Learning English and Making Foreign Friends in Canada

Before I start off, I need to clarify two things. First, this article might be favored by those who want to integrate into the Canadian society as a whole, or, to put it simple, would like to make more foreign friends. However, for those who simply don't care, you may stop reading it now. Life is just a choice and I definitely respect different choices. Second, I purposely write in English, not because I want to show off, but in the opposite, my English writing is so terribly inadequate that I simply need more practice. So for those who hate reading English, please excuse me again.

How can we make more foreign friends? This is a question we always come across when we are still "new" in Canada. However, when you are getting more familiar with the Canadian context (maybe after a year since you landed), you can make a choice of whether you need more foreign friends or not. Again, this is absolutely up to you. I remember when I went to a workshop for ESL students at YorkU half a year ago, all of us were Chinese international students and we started talking about why it is difficult for us to improve our English and make more foreign friends. We tried to list all the possible factors.
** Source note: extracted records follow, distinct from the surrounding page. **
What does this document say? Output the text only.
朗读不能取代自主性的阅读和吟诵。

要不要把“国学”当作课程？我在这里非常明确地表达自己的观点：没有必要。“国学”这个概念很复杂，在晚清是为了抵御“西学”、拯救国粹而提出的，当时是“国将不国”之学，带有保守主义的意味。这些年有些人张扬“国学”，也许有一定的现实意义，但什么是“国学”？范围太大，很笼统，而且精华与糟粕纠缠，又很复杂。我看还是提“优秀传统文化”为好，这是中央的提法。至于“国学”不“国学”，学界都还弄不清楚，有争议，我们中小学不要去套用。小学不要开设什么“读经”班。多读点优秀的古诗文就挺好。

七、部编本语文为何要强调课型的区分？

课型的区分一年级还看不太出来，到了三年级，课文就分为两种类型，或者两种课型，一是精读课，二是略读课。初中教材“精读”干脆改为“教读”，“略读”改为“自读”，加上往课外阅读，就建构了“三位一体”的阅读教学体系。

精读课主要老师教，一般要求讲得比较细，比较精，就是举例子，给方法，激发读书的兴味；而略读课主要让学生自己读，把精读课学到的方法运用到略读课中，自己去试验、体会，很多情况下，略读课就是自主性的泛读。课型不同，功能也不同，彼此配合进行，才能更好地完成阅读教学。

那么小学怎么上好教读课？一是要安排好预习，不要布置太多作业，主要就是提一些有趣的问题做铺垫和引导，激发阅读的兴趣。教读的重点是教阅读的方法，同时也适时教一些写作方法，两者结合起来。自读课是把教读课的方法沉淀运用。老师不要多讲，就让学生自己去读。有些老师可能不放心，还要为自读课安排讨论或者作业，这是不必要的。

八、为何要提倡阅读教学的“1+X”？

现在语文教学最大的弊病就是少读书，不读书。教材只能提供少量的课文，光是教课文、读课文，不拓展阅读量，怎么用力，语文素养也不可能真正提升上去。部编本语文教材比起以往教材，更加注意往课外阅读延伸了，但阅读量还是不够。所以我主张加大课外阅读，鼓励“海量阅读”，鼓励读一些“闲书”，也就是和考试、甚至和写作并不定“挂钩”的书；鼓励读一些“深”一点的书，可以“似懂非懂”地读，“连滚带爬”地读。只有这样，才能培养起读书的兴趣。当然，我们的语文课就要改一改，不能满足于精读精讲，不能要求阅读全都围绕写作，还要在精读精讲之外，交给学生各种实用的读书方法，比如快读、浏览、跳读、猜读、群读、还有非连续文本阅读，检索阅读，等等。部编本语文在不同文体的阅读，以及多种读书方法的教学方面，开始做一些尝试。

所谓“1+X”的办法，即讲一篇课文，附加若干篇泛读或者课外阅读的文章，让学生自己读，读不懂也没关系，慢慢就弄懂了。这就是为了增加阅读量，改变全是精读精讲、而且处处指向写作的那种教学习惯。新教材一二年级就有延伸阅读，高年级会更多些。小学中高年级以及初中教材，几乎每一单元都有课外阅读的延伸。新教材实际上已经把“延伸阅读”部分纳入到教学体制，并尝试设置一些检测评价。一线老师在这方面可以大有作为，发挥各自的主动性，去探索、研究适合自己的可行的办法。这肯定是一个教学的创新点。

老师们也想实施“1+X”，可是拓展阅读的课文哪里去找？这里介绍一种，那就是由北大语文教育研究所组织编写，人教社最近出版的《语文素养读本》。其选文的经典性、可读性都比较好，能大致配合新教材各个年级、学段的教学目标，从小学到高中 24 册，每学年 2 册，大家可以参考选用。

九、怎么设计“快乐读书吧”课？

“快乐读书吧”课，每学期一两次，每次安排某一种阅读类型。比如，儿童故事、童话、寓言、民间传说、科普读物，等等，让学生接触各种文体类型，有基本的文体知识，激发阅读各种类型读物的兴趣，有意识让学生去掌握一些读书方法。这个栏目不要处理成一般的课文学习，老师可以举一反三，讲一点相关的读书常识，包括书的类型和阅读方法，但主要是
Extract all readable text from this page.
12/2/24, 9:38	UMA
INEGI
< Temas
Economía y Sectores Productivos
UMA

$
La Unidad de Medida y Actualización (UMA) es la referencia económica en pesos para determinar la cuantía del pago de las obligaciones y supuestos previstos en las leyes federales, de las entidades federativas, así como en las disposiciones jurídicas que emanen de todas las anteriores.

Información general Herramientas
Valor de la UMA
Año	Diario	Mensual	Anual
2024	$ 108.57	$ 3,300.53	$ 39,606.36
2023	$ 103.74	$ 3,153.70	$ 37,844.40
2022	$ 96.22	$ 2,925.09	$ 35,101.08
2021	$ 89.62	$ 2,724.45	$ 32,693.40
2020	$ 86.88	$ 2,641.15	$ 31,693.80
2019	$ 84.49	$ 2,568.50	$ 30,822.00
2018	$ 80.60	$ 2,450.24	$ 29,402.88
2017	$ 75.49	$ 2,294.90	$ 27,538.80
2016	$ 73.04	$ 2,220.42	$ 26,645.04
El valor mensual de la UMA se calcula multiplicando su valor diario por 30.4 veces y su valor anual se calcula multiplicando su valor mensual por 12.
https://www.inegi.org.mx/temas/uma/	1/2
• We are not confident with our broken Chin-guish, sometimes in a strong accent
• When we hang out with Chinese students, we only speak Chinese and therefore not enough chances to practice English
• We don't even know how to make jokes in English
• People speak so fast that it is difficult to understand, especially when they use slangs that we are not familiar with
• We don't know what to talk about in a casual conversation
• We don't share common interests because of the cultural differences
• There is an inexpressible fear to approach people different from us
• The list is on and on......

And we also tried to come up with some "solutions".
• You have numerous reasons to be confident! Although most of us use Chin-guish all the time, you will be amazed by how much people can understand you, maybe better than yourself. The Chinese accent is not that bad compared with some other accents (YY it yourself and I don't want to make it explicitly, or I will be charged as racism). We are not fluent in English precisely because we don't speak it too often. Practice makes perfect and practice with those you feel comfortable with.
• Seize every chance to learn and practice. ESL open centers offer free workshops and tutoring services, if you are a full time student. If we have foreign roommates/housemates, why not say "hi" and chit chat a bit while you two are cooking?
• Watching American dramas is a good way to learn slangs, and if possible, make notes and remember them.
• Our Russian facilitator in that workshop suggested us to search the internet and find out 13 common English conversation topics. I would like to talk a bit about my personal experience in everyday conversations. Canada is an immigration country and almost all Canadians are not originally from Canada, you may start the conversation by talking about their place of origin. Also, a lot of Canadians have Chinese friends and they are interested in Chinese culture and especially Chinese food! Sometimes cultural difference is a potential topic as people are always curious to learn. But you need to prepare as how to introduce your own culture to the other in English.
• Be prepared. I absolutely agree that we have very different culture with the Canadians, but I don't agree that this is an unbridgeable chasm. I like reading/watching CBC news and this is a good way to know about the Canadian context. So yes, I can talk about the ISIS and the Ontario election with Canadians. I remember before I threw a party at the end of last semester, I googled all the details of how to behave in a party and what I should pay attention to as a host (such as the fact that a host is supposed to greet and talk to every guest before, during and after the party). I personally enjoy this process of learning and I admit that internet is an amazing invention!

It is never going to be easy, especially at the beginning. I am still in the process of learning and you are not alone. But believe in me, you will be do great if you keep trying! I want to end this article by quoting a sentence from a book I just read.

"Ever tried. Ever failed. No matter. Try again. Fail again. Fail better."